The first time her teammates were exposed to her spoon tendencies was during a team dinner her freshman year.
“We were out to eat at La Casa Pasta down the street and the chicken dish that I ordered had spaghetti on the side and the head coach Rolf (van de Kerkhof) was sitting across from me,” Pollak said. “I was using a spoon to eat the spaghetti no problem, I’ve been doing it since I was a kid and he was like ‘What are you doing? We’re in a restaurant’ and he was so confused about it. Nobody really picked up on it until that team dinner and then it became a huge thing.”
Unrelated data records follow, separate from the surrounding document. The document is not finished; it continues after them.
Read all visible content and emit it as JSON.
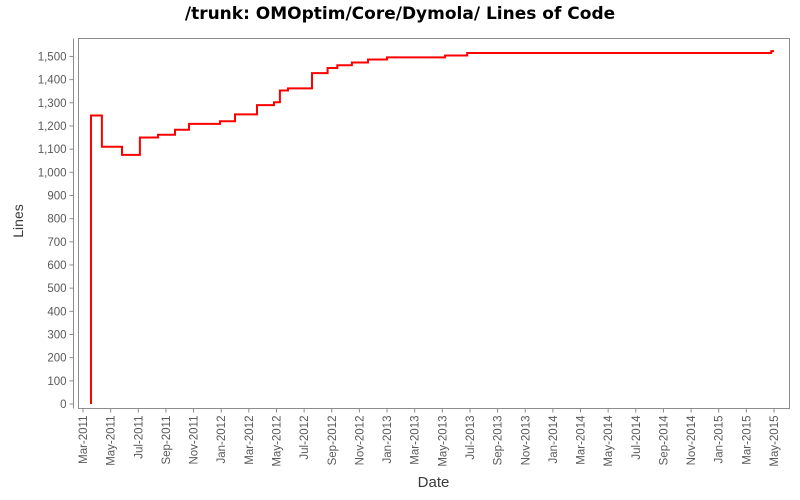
{
  "page": {
    "title": "/trunk: OMOptim/Core/Dymola/ Lines of Code"
  },
  "chart_data": {
    "type": "line",
    "subtype": "step-after",
    "title": "/trunk: OMOptim/Core/Dymola/ Lines of Code",
    "xlabel": "Date",
    "ylabel": "Lines",
    "legend": "none",
    "grid": "off",
    "line_color": "#fe0000",
    "axis_color": "#8c8c8c",
    "tick_label_color": "#595959",
    "background_color": "#ffffff",
    "x_axis_start": "Mar-2011",
    "x_axis_end": "May-2015",
    "x_tick_labels": [
      "Mar-2011",
      "May-2011",
      "Jul-2011",
      "Sep-2011",
      "Nov-2011",
      "Jan-2012",
      "Mar-2012",
      "May-2012",
      "Jul-2012",
      "Sep-2012",
      "Nov-2012",
      "Jan-2013",
      "Mar-2013",
      "May-2013",
      "Jul-2013",
      "Sep-2013",
      "Nov-2013",
      "Jan-2014",
      "Mar-2014",
      "May-2014",
      "Jul-2014",
      "Sep-2014",
      "Nov-2014",
      "Jan-2015",
      "Mar-2015",
      "May-2015"
    ],
    "y_tick_labels": [
      "0",
      "100",
      "200",
      "300",
      "400",
      "500",
      "600",
      "700",
      "800",
      "900",
      "1,000",
      "1,100",
      "1,200",
      "1,300",
      "1,400",
      "1,500"
    ],
    "y_ticks": [
      0,
      100,
      200,
      300,
      400,
      500,
      600,
      700,
      800,
      900,
      1000,
      1100,
      1200,
      1300,
      1400,
      1500
    ],
    "ylim": [
      0,
      1580
    ],
    "xlim_months": [
      -0.35,
      51.0
    ],
    "series": [
      {
        "name": "Lines of Code",
        "starts_from_zero": true,
        "points_note": "m = months after Mar-2011 tick, v = lines of code active from that date (step-after)",
        "points": [
          {
            "m": 0.58,
            "v": 1245
          },
          {
            "m": 1.37,
            "v": 1110
          },
          {
            "m": 2.82,
            "v": 1075
          },
          {
            "m": 4.12,
            "v": 1150
          },
          {
            "m": 5.43,
            "v": 1162
          },
          {
            "m": 6.66,
            "v": 1184
          },
          {
            "m": 7.67,
            "v": 1209
          },
          {
            "m": 9.91,
            "v": 1220
          },
          {
            "m": 11.0,
            "v": 1250
          },
          {
            "m": 12.59,
            "v": 1290
          },
          {
            "m": 13.82,
            "v": 1302
          },
          {
            "m": 14.25,
            "v": 1353
          },
          {
            "m": 14.83,
            "v": 1362
          },
          {
            "m": 16.57,
            "v": 1428
          },
          {
            "m": 17.7,
            "v": 1450
          },
          {
            "m": 18.4,
            "v": 1462
          },
          {
            "m": 19.46,
            "v": 1474
          },
          {
            "m": 20.62,
            "v": 1487
          },
          {
            "m": 22.0,
            "v": 1496
          },
          {
            "m": 26.2,
            "v": 1504
          },
          {
            "m": 27.8,
            "v": 1515
          },
          {
            "m": 49.8,
            "v": 1523
          },
          {
            "m": 50.0,
            "v": 1523
          }
        ]
      }
    ]
  }
}
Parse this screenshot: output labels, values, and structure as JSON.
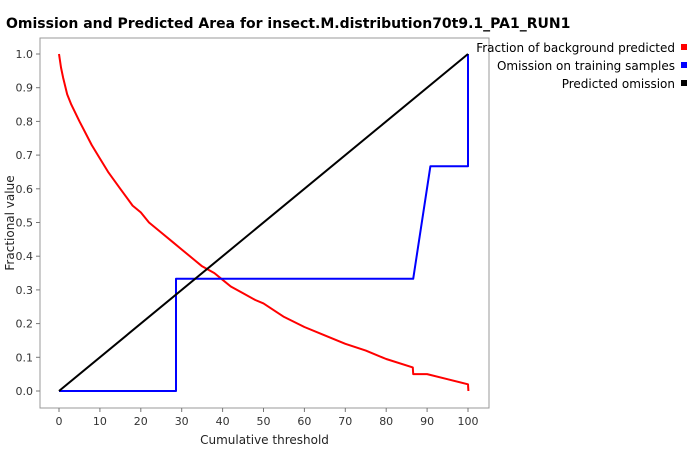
{
  "chart_data": {
    "type": "line",
    "title": "Omission and Predicted Area for insect.M.distribution70t9.1_PA1_RUN1",
    "xlabel": "Cumulative threshold",
    "ylabel": "Fractional value",
    "xlim": [
      0,
      100
    ],
    "ylim": [
      0,
      1
    ],
    "xticks": [
      "0",
      "10",
      "20",
      "30",
      "40",
      "50",
      "60",
      "70",
      "80",
      "90",
      "100"
    ],
    "yticks": [
      "0.0",
      "0.1",
      "0.2",
      "0.3",
      "0.4",
      "0.5",
      "0.6",
      "0.7",
      "0.8",
      "0.9",
      "1.0"
    ],
    "grid": false,
    "legend_position": "top-right",
    "series": [
      {
        "name": "Fraction of background predicted",
        "color": "#ff0000",
        "x": [
          0,
          0.5,
          1,
          2,
          3,
          5,
          8,
          10,
          12,
          15,
          18,
          20,
          22,
          25,
          28,
          30,
          33,
          35,
          38,
          40,
          42,
          45,
          48,
          50,
          55,
          60,
          65,
          70,
          75,
          80,
          86.5,
          86.6,
          90,
          95,
          100,
          100.1
        ],
        "y": [
          1.0,
          0.96,
          0.93,
          0.88,
          0.85,
          0.8,
          0.73,
          0.69,
          0.65,
          0.6,
          0.55,
          0.53,
          0.5,
          0.47,
          0.44,
          0.42,
          0.39,
          0.37,
          0.35,
          0.33,
          0.31,
          0.29,
          0.27,
          0.26,
          0.22,
          0.19,
          0.165,
          0.14,
          0.12,
          0.095,
          0.07,
          0.05,
          0.05,
          0.035,
          0.02,
          0.0
        ]
      },
      {
        "name": "Omission on training samples",
        "color": "#0000ff",
        "x": [
          0,
          28.6,
          28.6,
          86.6,
          90.8,
          100,
          100
        ],
        "y": [
          0.0,
          0.0,
          0.333,
          0.333,
          0.667,
          0.667,
          1.0
        ]
      },
      {
        "name": "Predicted omission",
        "color": "#000000",
        "x": [
          0,
          100
        ],
        "y": [
          0.0,
          1.0
        ]
      }
    ]
  }
}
Pollak doesn’t use her travel spoon as much since she has adjusted to learn how to use a fork.
“I don’t use it much anymore, but it was more for my freshman year when I was still learning how to use a fork, I still struggle with it, but I’m so much better now,” Pollak said. “I can cut so easily with a spoon and a knife, but give me a fork and I get really confused. I always carry [a spoon] just in case.”
According to Pollak, you can eat all food groups with a spoon.
“I never had an issue for 18 years of my life.”
Her mom adjusted fairly easily to her husband’s family tradition.
“My dad was like ‘you can get more sauce with a spoon’ and she’s like ‘that’s brilliant!!!!’“
Maybe Pollak will be next in her family to pass the spoon down. It’s a tradition that doesn’t seem to be breaking anytime soon.